Various items are traded in the stock market. Such include bonds, stocks and commodities.
These securities can be traded and obtained for either short or long terms. Either security can be acquired by different bodies such as government or companies or even individuals and mutual funds.
- What are stocks?
Stocks can be defined as a share of ownership in a corporation. It is also considered as shares, equities or capital stock. These shares can either be bought or sold in a centralized market called the stock market, in order to raise money, support business activities and investments. There are different factors in determining stock share prices. Most investors evaluate prices by means of the P/E ratio or price-to-earnings ratio. These calculations are essential in the sense that they determine the effectiveness of the company’s business operation against the over-all stock market.
- What are bonds?
Bonds are interest-bearing notes or certificates issued by governments and companies. Bonds are acquired by an investor for an agreement of interest in return. Basically, the one who purchases the bond is loaning money. Bonds have to be repaid on its maturity date. Maturities are classified into three: the short(less than one year), the medium (ranges from 1-10 years) and long (exceeding 10 years). Treasuries or government bonds are considered as the most secure venture.
- What are commodities?
Commodities are essentially material goods that can be bought or sold in the stock market. Common commodities are comprised of metals, agricultural merchandise and industrial utilities such as oil and gas. These commodities are traded under special exchanges and are treated very well specially those on utilities like petroleum and gas.

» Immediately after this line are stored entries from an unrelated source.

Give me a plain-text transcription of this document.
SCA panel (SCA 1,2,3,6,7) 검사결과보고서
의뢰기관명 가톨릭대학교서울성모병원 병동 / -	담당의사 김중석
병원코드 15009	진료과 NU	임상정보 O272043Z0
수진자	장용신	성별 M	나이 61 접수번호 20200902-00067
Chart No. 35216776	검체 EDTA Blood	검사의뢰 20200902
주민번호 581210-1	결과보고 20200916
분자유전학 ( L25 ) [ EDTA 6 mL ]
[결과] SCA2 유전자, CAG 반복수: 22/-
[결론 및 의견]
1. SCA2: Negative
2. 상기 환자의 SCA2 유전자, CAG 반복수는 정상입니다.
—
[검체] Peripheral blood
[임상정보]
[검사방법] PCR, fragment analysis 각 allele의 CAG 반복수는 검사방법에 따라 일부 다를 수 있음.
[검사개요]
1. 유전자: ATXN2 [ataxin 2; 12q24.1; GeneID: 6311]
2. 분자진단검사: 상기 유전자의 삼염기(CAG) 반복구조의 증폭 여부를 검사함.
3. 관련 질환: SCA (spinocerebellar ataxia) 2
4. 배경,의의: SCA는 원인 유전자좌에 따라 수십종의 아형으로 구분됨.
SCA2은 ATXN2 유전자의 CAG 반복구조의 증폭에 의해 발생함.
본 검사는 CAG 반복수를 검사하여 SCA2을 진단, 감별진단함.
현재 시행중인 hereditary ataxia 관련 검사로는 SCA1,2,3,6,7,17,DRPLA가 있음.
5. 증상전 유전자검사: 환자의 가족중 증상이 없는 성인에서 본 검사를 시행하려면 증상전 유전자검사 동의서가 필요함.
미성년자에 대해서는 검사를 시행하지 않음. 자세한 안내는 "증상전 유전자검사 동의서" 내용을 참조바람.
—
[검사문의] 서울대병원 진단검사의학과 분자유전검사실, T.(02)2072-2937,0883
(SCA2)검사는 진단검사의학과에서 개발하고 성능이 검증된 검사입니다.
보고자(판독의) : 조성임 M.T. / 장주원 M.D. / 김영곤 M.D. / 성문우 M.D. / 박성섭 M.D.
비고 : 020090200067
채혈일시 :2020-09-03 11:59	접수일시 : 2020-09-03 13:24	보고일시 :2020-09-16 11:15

Owning, Pricing and Trading
Bonds, stocks and commodities can be traded and acquired by investors. However, each has a different means of acquisition. Stocks are held in portfolios and owned over periods of time. Some companies allow stockholders to share profits in the company. Such is called a dividend.
Bonds can also be traded. But these are to be held for long investment terms and must be paid with a fixed amount yearly. Usually, bonds have $1,000 face value, representing the amount to be repaid at maturity date.
Among the three, commodity prices are the most unstable. These products rely heavily on supply and demand. Natural calamities, agricultural problems, economical and political instability and the like affect the prices. Every commodity is priced distinctively. Each has a “spot” and “future” price. Spot prices represent prices as if it were supplied at the moment, whereas future price are market expectations basing on various outside factors.
Hazards and benefits
Bonds, stocks and commodities provide investors with both hazards and benefits. Usually, short-term investments are more prone to jeopardy but at the same time, higher revenues. Long term ventures, on the other hand, offer more steady revenues and lower risk rates. Economic experts and analysts have come to an agreement that combining these three ventures can lead to a more successful investment.